“The three-year to five-year bonds are being preferred and we still do not find duration (long-term bonds) playing any major role in the current investment horizon,” said Pankaj Pathak, fund manager – fixed income at Quantum Mutual Fund.
However, Pathak did not completely rule out longer-term bonds.
“Tactical positions could be active if the 10-year yield hits 7.50%, which would be good to enter the longer duration papers. But not at the current 7.20%-7.30% zone. At these levels, we should dilute our long positions.”
The three-year bond yield was at 7.11% on Thursday, while the five-year yield was at 7.17%, and benchmark 10-year yield was at 7.28%.

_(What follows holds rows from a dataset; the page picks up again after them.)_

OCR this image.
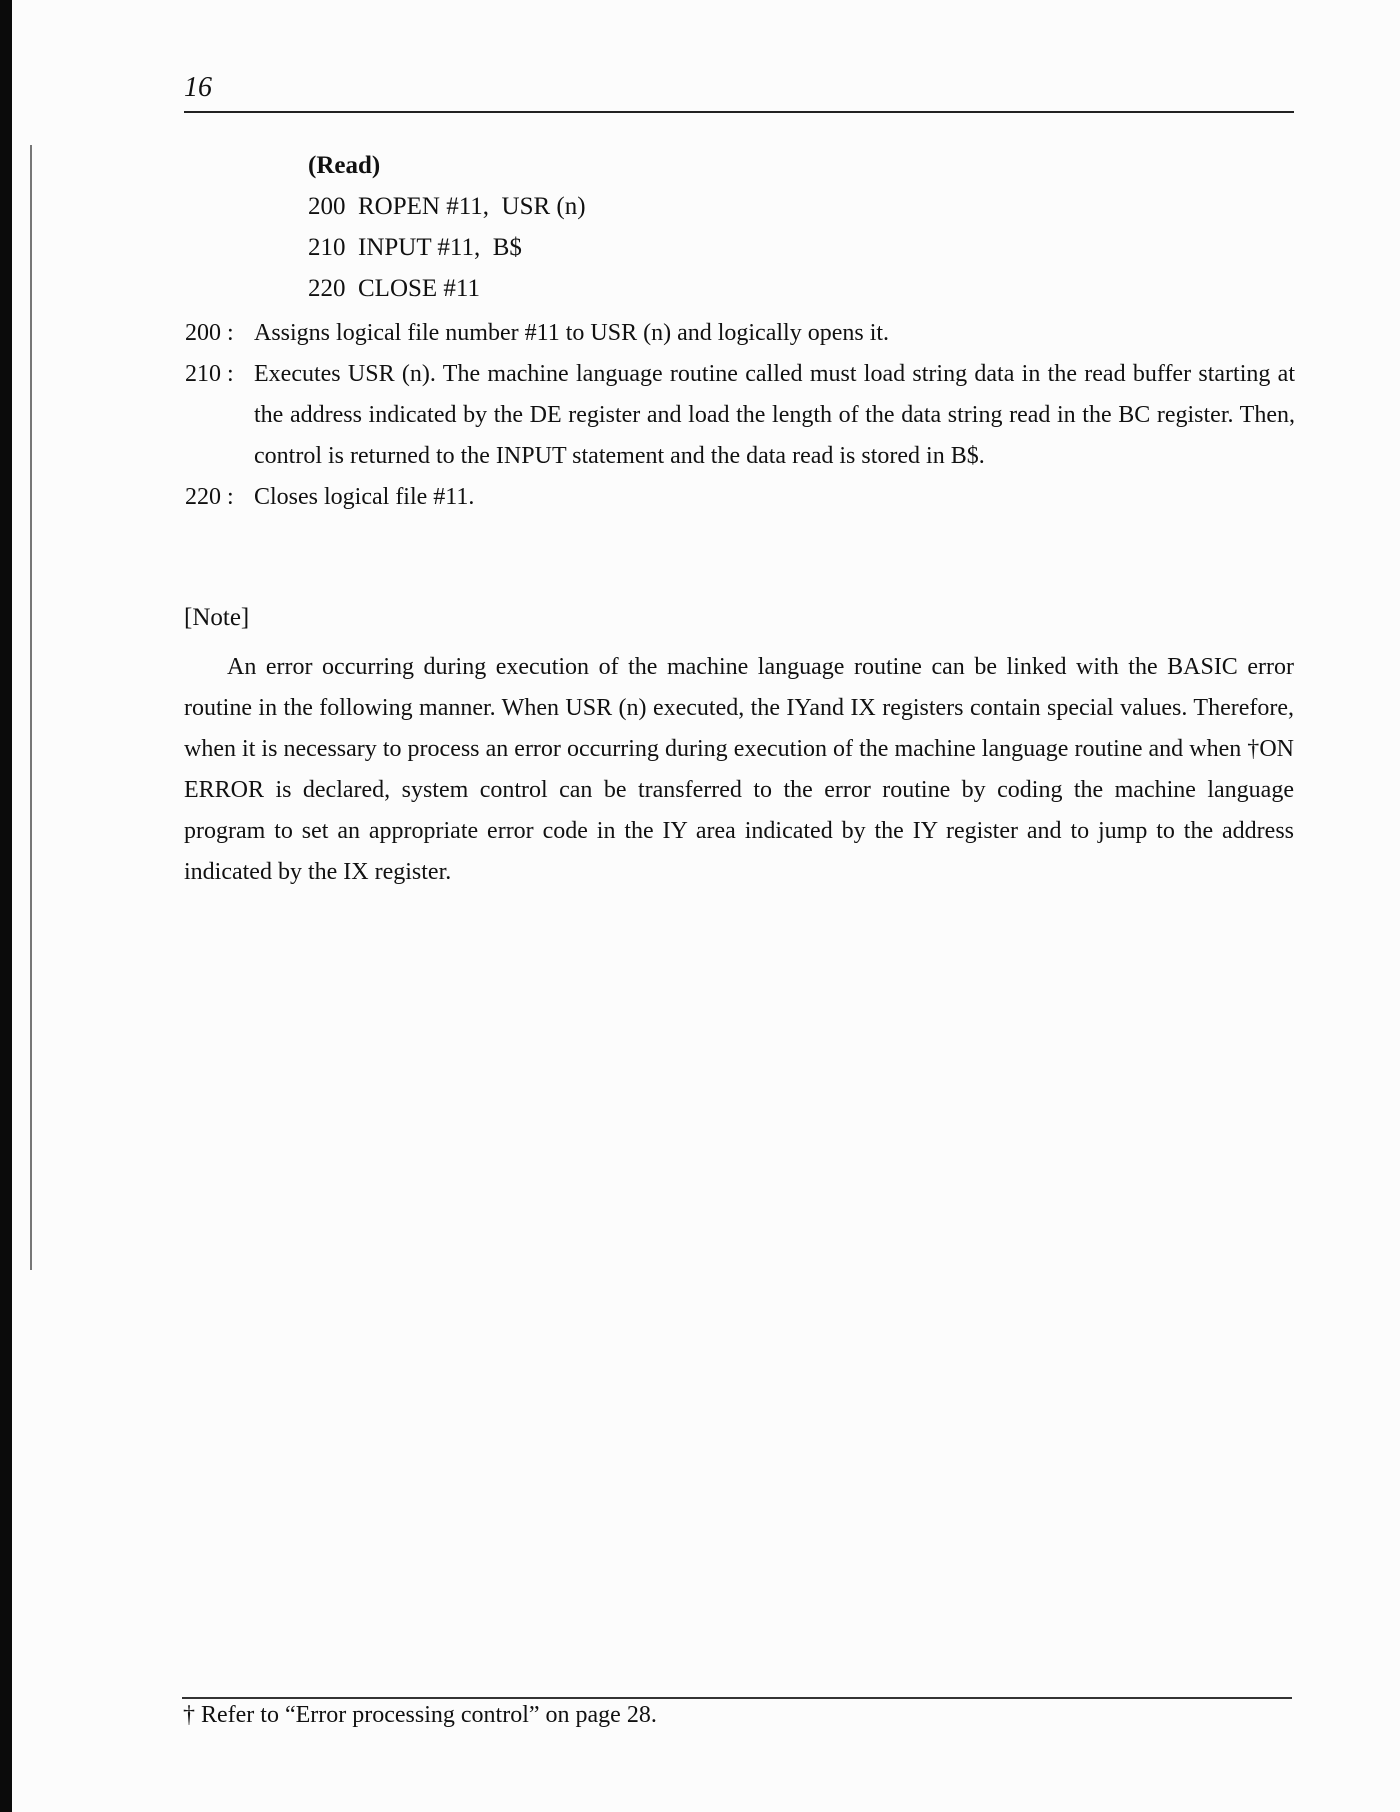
16

(Read)
200  ROPEN #11,  USR (n)
210  INPUT #11,  B$
220  CLOSE #11
200 : Assigns logical file number #11 to USR (n) and logically opens it.
210 : Executes USR (n). The machine language routine called must load string data in the read buffer starting at the address indicated by the DE register and load the length of the data string read in the BC register. Then, control is returned to the INPUT statement and the data read is stored in B$.
220 : Closes logical file #11.
[Note]

An error occurring during execution of the machine language routine can be linked with the BASIC error routine in the following manner. When USR (n) executed, the IYand IX registers contain special values. Therefore, when it is necessary to process an error occurring during execution of the machine language routine and when †ON ERROR is declared, system control can be transferred to the error routine by coding the machine language program to set an appropriate error code in the IY area indicated by the IY register and to jump to the address indicated by the IX register.

† Refer to “Error processing control” on page 28.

Pathak expects yields to remain at these levels, given his prediction that India’s central bank will hike policy rates one more time in February before pausing. And as the terminal repo rate nears, he also expects the yield curve to remain flat.
The Reserve Bank of India hiked the repo rate by 35 basis points to 6.25% on Wednesday, its fifth consecutive increase, and also highlighted inflation concerns, which has led to market expectations of a further 25-bps hike in February.
“With the policy cycle peaking, yield curve flatness will persist, but if we compare the repo rate to five-year bond yields, terms spreads are relatively higher,” said Pathak.
He does not expect the terminal rate to change any time soon.
“The external sector remains a bigger worry and I do not see this situation changing in any material way next year. If we continue to run a current account deficit and the currency continues to remain under pressure, then the RBI will remain at terminal repo rate for a long time.”